For all the talk, which many of us would rather ignore, there is a kernel of something real here that’s not being adequately addressed. For my generation — and, I’d argue, especially for women in my generation — the decision of whether to have a child has become highly fraught. It’s tied up with our desires for fulfilling careers, our willingness to risk a shift in the identities and lives we have built. It’s tied up in an understanding of all that went into making motherhood a choice that we get to make. With so much at stake, it is so easy to become paralyzed by indecision.
But perhaps what I would have wanted to hear when I was dithering was something like this: Having a child has been extraordinary. I came very close to not doing it. And if I had not, that life would have been a good one, too, just a different one. The hardest part of any decision is always the uncertainty, the time entertaining two possible outcomes, not knowing what happens on the other side. For those facing a similar choice, intensified by the holiday season, know that whatever you decide — or whatever is decided for you by biology and chance and time — it gets only easier from here.
As a critical care doctor, I deal with the gravity of uncertainty all the time. I walk my patients and their families through what can feel like impossible decisions. Sometimes families spend days or even longer in a state of limbo, uncertain which treatment path to choose. Any decision is a relief, because then we can start to plan. Just as there is relief in deciding to have a child and then getting pregnant, there is also relief in making a clear decision not to. We can leave our self-imposed purgatory.

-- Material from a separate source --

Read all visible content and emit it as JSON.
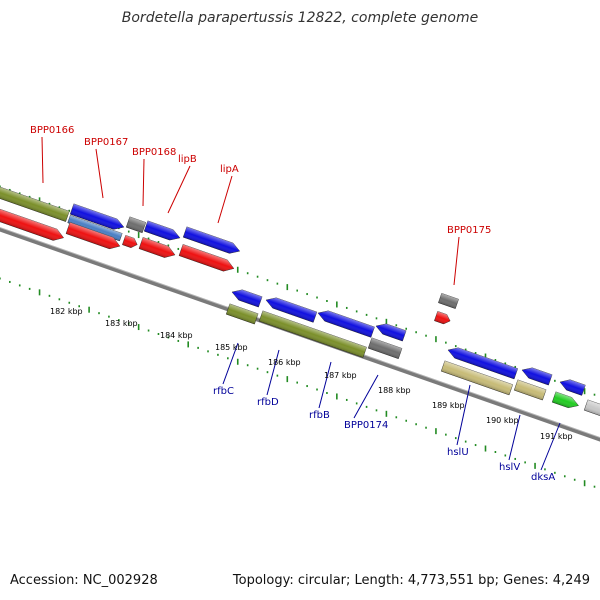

For doctors, the decision whether and when to have a child is a particularly tough one, as our hours are notoriously long and we often work under unimpressive parental leave policies. I tell my younger colleagues that I chose to become a parent out of fear of future regret. Though that’s the truth, that reasoning didn’t feel good enough at the time and led me to moments of intense panic during my pregnancy. Surely there must be a better rationale to put myself through the mental and physical trauma of pregnancy and to potentially upend decades of career building (or so I assumed). Surely I must have within me a deep yearning and belief that I would not be fulfilled without a child. But that wasn’t the case. I did not want to wonder about having a child when it was too late.
Maybe the decision to have a child, which feels particularly heavy for those of us who make the choice to go through in vitro fertilization to do so, doesn’t need to be any more complicated than that. For many of us, there will never be that epiphany, that belief that the path we chose was the only possible one that could have led to a good life. There are simply two roads, two mutually exclusive paths. We each choose one.
When I became pregnant, a friend told me she was sure I wouldn’t become an annoying person with a baby — that is, the baby would not become the focal point of conversation. I would be the same person. Just with a baby in tow.
But I am not the same person. And for some reason, I feel almost embarrassed to admit how much I love being a mother. I spent my adult life until now with this idea that I was different from — and maybe even a little superior to — my peers who chose to spend time building their families. I was so worried about what a child would mean for my career. But what I did not anticipate was that what I would want itself would change.
I have the same desires to write, to work as a physician, to succeed, but they come up against a new and often more powerful want. Which is to be with this child. To watch her look of concentration as she strings words into sentences, to count the buses and dogs that we see in the morning. To feel her tiny arms around my neck when she gives me a hug. I find myself singing on the street and playing in the park with her, and I don’t even hear the internal narrative that tells me that I should be working, that this is not enough.
There will always be regrets, if we are the sort to entertain them. What I don’t see during my mornings at the park are the essays I will not pen, the TV show I will not interview to write for. The counterfactual was always going to be unknowable, whatever choice I made. On the other side of any decision, there might be regret, but there is also the joy of settling into your reality. It is, for me, the joy of holding my child close, knowing that of all the potential paths, this is mine.